Frontpaged at Political Cortex and skippy.

DCDemocrat offers an interesting theory on why there might have been a delay in releasing information about Dick Cheney shooting a man and why the ranch owner served as the spokesman.
From DCDemocrat’s diary:

In the early hours after the accident, I am willing to bet that there was uncertainty about whether Cheney’s victim might perish.  In that case, there would have been clear legal repercussions.  Any public statement might have furnished evidence in a legal action.  

When they concluded that Whittington’s life was not in imminent danger, I am willing to bet that Cheney asked Ms. Armstrong to break the story so he would maintain plausible deniability concerning any statement made as a representation of the facts of the case.  Ms. Armstrong, after all, was not a legal representative of the Vice President nor even an official in the Vice President’s office.

My bet this morning is that the PR strategy Cheney concocted was upon the advice of counsel.  It was less preoccupied with the political ramifications of the shooting than it was concerned about keeping Cheney out of legal jeopardy.  Whatever else that would suggest, it probably indicates that Mr.

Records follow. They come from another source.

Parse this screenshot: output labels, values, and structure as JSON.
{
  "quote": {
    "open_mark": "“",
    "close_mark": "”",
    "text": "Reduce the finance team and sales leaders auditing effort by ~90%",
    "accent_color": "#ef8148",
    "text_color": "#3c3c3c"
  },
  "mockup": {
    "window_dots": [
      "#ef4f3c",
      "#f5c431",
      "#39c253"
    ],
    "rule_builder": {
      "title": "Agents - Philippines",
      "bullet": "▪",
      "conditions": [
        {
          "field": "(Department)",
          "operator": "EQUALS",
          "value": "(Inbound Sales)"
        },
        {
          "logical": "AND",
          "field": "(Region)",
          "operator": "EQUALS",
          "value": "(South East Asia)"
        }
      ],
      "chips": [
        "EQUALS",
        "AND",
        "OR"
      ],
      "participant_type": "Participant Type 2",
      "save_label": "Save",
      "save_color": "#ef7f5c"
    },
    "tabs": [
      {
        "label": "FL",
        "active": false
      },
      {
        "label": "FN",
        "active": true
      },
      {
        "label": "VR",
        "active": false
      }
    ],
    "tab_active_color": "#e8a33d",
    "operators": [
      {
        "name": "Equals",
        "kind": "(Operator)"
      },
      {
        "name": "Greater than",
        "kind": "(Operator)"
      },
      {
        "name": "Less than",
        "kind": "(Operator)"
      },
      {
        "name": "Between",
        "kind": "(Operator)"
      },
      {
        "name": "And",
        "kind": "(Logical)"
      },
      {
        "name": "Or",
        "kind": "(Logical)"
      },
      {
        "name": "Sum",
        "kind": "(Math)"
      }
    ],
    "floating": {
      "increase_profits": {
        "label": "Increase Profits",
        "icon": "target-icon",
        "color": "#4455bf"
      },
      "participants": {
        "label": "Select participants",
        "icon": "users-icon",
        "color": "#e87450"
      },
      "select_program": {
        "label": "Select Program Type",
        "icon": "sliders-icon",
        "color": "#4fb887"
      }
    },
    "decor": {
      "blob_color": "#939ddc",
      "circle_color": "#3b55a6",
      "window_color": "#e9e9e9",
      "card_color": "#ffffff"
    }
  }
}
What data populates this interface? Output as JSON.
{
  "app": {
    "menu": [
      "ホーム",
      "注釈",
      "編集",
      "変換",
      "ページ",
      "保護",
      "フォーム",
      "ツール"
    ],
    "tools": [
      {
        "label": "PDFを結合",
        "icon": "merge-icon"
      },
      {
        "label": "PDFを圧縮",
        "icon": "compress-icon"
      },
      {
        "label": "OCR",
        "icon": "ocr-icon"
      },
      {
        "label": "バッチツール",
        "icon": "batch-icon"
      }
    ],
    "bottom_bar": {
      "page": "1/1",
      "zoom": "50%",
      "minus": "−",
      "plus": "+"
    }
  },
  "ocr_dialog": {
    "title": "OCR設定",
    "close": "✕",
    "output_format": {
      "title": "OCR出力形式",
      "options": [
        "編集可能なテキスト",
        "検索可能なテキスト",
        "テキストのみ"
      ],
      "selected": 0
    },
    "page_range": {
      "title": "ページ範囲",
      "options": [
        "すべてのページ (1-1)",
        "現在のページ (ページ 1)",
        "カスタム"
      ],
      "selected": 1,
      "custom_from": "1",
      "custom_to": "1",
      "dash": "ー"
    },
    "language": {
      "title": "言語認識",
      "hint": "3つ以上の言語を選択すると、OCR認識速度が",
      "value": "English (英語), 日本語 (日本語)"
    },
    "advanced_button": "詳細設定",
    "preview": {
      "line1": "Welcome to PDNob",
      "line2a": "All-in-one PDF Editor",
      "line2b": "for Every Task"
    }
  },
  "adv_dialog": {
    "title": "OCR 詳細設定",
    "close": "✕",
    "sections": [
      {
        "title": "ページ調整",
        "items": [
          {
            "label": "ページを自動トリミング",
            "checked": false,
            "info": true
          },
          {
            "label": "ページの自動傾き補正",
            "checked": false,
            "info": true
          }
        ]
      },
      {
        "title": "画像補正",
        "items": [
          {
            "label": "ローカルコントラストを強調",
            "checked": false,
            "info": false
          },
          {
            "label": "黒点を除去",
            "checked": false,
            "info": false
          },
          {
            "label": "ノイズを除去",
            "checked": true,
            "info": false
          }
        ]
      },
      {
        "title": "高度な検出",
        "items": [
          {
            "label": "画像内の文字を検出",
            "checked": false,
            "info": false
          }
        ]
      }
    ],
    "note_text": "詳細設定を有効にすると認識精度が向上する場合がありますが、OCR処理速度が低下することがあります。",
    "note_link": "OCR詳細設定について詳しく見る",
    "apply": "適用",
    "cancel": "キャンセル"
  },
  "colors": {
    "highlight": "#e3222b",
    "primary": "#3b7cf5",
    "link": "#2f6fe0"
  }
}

Whittington’s medical situation was at the first far more ambiguous than we have been led to believe.

That also ties in with Cheney’s statement that when he approached Whittington. From WaPo:

Q What did you think when you saw the injuries? How serious did they appear to you to be?

THE VICE PRESIDENT: I had no idea how serious it was going to be. I mean, it could have been extraordinarily serious. You just don’t know at that moment. You know he’s been struck, that there’s a lot of shot that had hit him.

UPDATE: Glenn Greenwald has similar thoughts:

I’m far from convinced that there was any great cover-up here, but clearly Cheney waited to notify the press and then waited much longer to talk about what happened because he did not know what the outcome would be and wanted time to construct his story and defense. The interview was replete with the sort of obfuscating and evasion that one routinely finds in an overly prepared and defensive deposition witness who is doing everything except testifying truthfully and clearly.